Cut Off Their Ears. Hearstling (New York Journal-American) James Horan (Out in the Boondocks, U.S.S. Seawolf) snapped up the offer. Desperate Men is the result of his year-long sifting of the Pinkerton files. On the strength of this new evidence, Author Horan makes a new appraisal: “[Jesse James] was a completely pitiless killer.” His opinion of some of the other Old West badmen who turn up in the files is not much better.
Jesse learned to kill in the Civil War. The son of a steel-willed, thrice-married mother (whose first husband, Jesse’s father, was a preacher) ran away at 16 to join the Southern guerrillas. His commander, “Bloody Bill” Anderson, liked to cut off the ears of the Yankees he killed and hang them on his horse’s bridle. “Dingus” (Jesse’s nickname) equaled him in savagery, finally rose to share the command of a guerrilla gang fighting in Texas. After one battle he “cold-bloodedly finished off the Reverend U.P. Gradner, who pleaded that he was ‘chaplain of the 13th Kansas’ as the grim-faced boy blew out his brains.”
“Mind Your Ps and Qs.” In the fall of 1865 Jesse drifted back to Clay County, Mo. with other guerrillas “who refused to believe that the war was over.” There was scarcely a Saturday night that Jesse’s gang didn’t shoot up Liberty, the county-seat. There Jesse was arrested for the first & only time in his life—by a Republican sheriff who let him and his gang go with a mild warning “to mind their Ps and Qs.” The James gang sneered. In February 1866 they thundered back into Liberty and held up a bank.

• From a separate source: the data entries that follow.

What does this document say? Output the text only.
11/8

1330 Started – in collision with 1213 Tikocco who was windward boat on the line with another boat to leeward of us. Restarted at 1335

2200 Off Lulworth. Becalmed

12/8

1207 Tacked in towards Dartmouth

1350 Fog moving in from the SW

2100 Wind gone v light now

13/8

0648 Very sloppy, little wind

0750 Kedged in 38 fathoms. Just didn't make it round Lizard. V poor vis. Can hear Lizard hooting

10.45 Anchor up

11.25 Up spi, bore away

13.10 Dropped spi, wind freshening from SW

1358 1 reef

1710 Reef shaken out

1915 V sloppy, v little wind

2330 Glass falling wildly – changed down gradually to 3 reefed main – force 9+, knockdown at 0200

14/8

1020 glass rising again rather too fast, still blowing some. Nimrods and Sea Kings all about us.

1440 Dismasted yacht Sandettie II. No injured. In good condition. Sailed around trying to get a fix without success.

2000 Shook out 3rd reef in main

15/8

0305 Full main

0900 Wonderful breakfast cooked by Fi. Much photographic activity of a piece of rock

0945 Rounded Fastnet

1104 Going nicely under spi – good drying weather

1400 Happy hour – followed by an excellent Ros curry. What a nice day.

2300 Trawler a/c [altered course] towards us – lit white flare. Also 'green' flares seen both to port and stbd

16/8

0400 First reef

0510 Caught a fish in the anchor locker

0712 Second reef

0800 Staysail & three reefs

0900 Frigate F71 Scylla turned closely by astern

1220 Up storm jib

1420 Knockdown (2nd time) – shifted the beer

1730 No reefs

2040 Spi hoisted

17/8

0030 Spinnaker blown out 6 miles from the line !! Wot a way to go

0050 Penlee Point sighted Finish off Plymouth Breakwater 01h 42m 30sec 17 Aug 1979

During the next 15 years, in half a dozen states, the James gang robbed scores of banks and trains, killed ruthlessly, and often for no reason at all. Most of the killings were committed at close range, for Jesse’s marksmanship was “miserable.” Readers who believe that Missouri’s most famous killer stole to give to the poor have been Robin Hoodwinked, Author Horan says, and assembles impressive evidence to prove his point. On the credit side, Dingus gets two gold stars from his biographer: 1) “He appeared to be faithful to his wife and to be fond of his children,” and 2) “His personal courage never seems to have been questioned.”

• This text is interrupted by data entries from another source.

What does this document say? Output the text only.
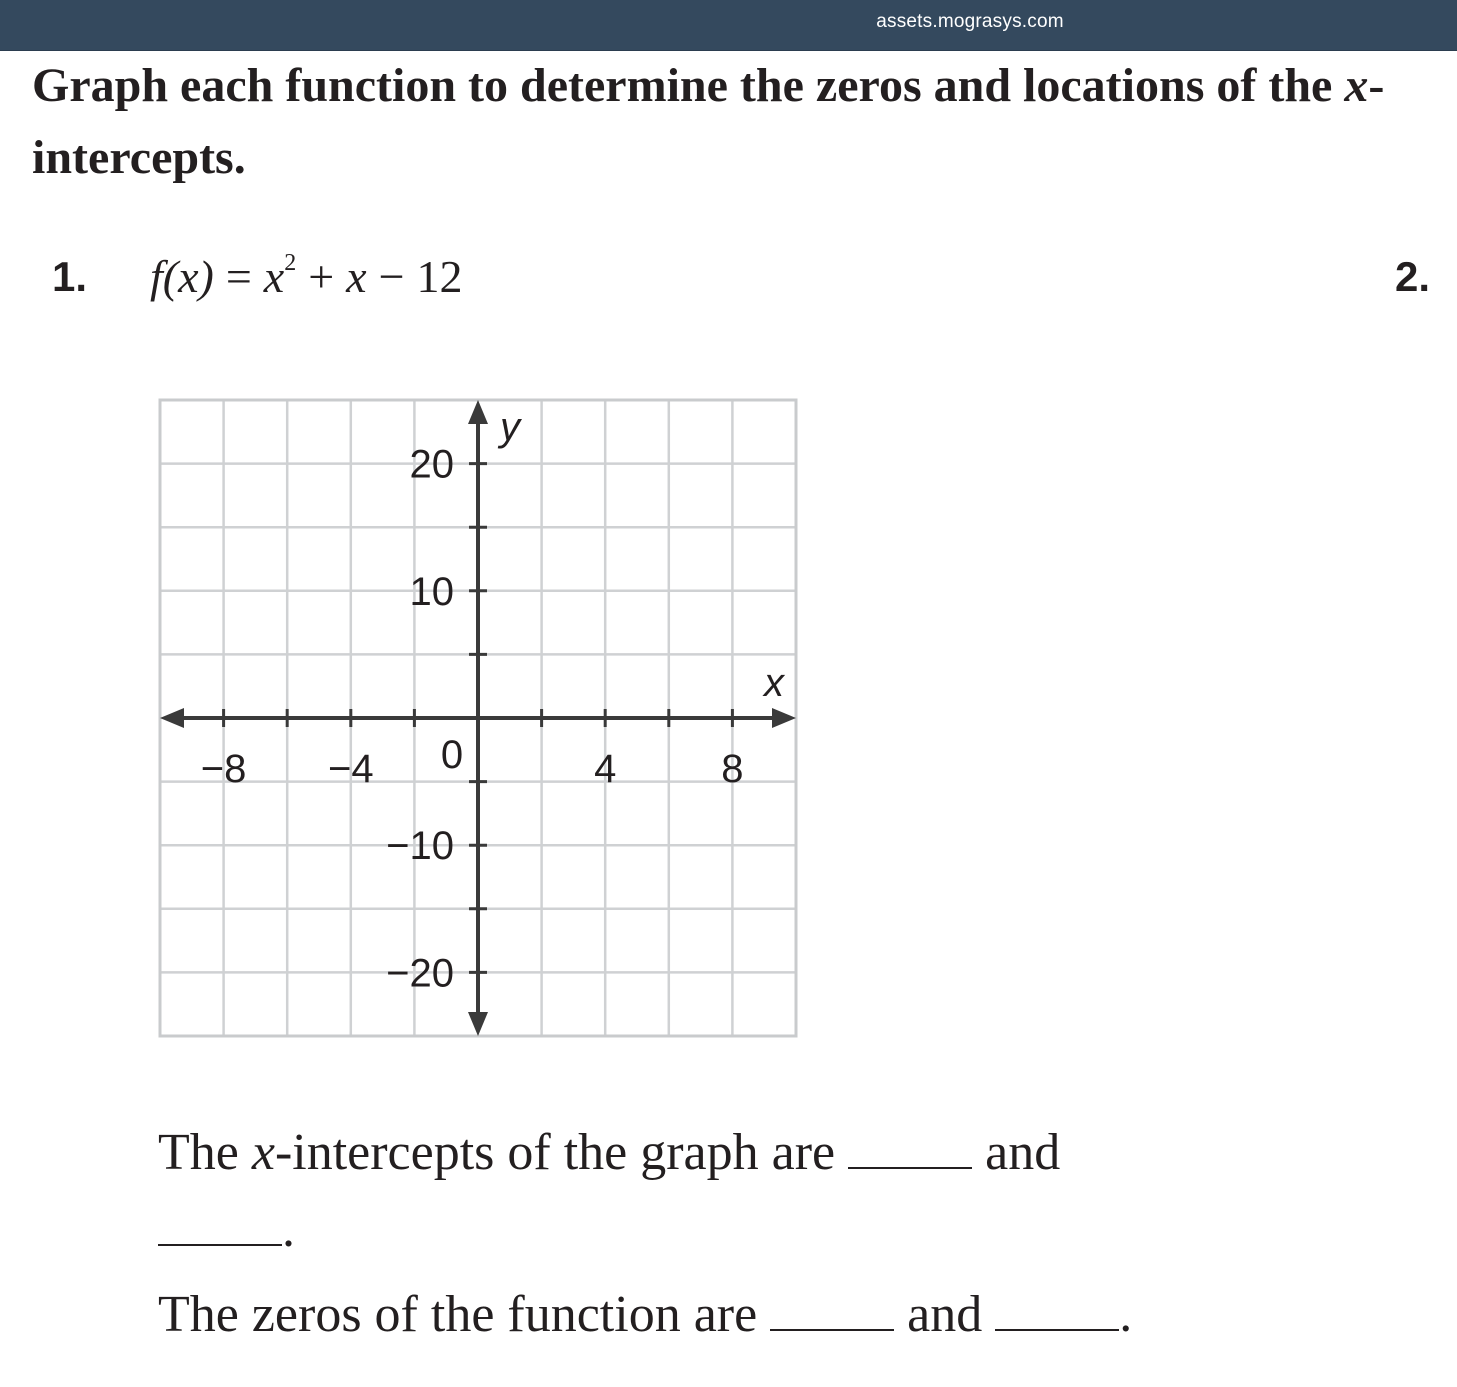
assets.mograsys.com

Graph each function to determine the zeros and locations of the x-intercepts.

1.	2.
$f(x) = x^2 + x - 12$
−8 −4	4	8
20
10
−10
−20
0
x
y
The x-intercepts of the graph are	and
.
The zeros of the function are	and	.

Misty Mourners. In his home state, public opinion on Jesse was often divided, but after he was killed in 1882 by Bob Ford, a reward-seeking member of his gang, many a misty-eyed Missourian mourned him as the last defender of the Confederate cause. Cheers greeted a jury’s acquittal of Jesse’s Bible-reading brother Frank, who surrendered after Jesse was killed, and “the careers of Governor Crittenden and Prosecutor William Wallace were ruined because of the fight they waged against the Clay County outlaws.”
As an antidote to grumpy Jesse’s grim career. Author Horan fills out his last hundred pages with the story of another Pinkerton-pestered train robber, jovial Butch Cassidy, whose fun-loving Wild Bunch operated out of Hole in the Wall, Wyo. in the 1890s. Author Horan thinks Butch’s story is “more colorful and daring,” but most readers will disagree. Even debunked, Jesse James is still the feature attraction in any Wild West show.
* Great-grandson of the agency’s famed founder, Allan Pinkerton. After detectives wounded his mother and killed his stepbrother, Jesse James stalked the senior Pinkerton for four months on the streets of Chicago, never brought himself to shoot.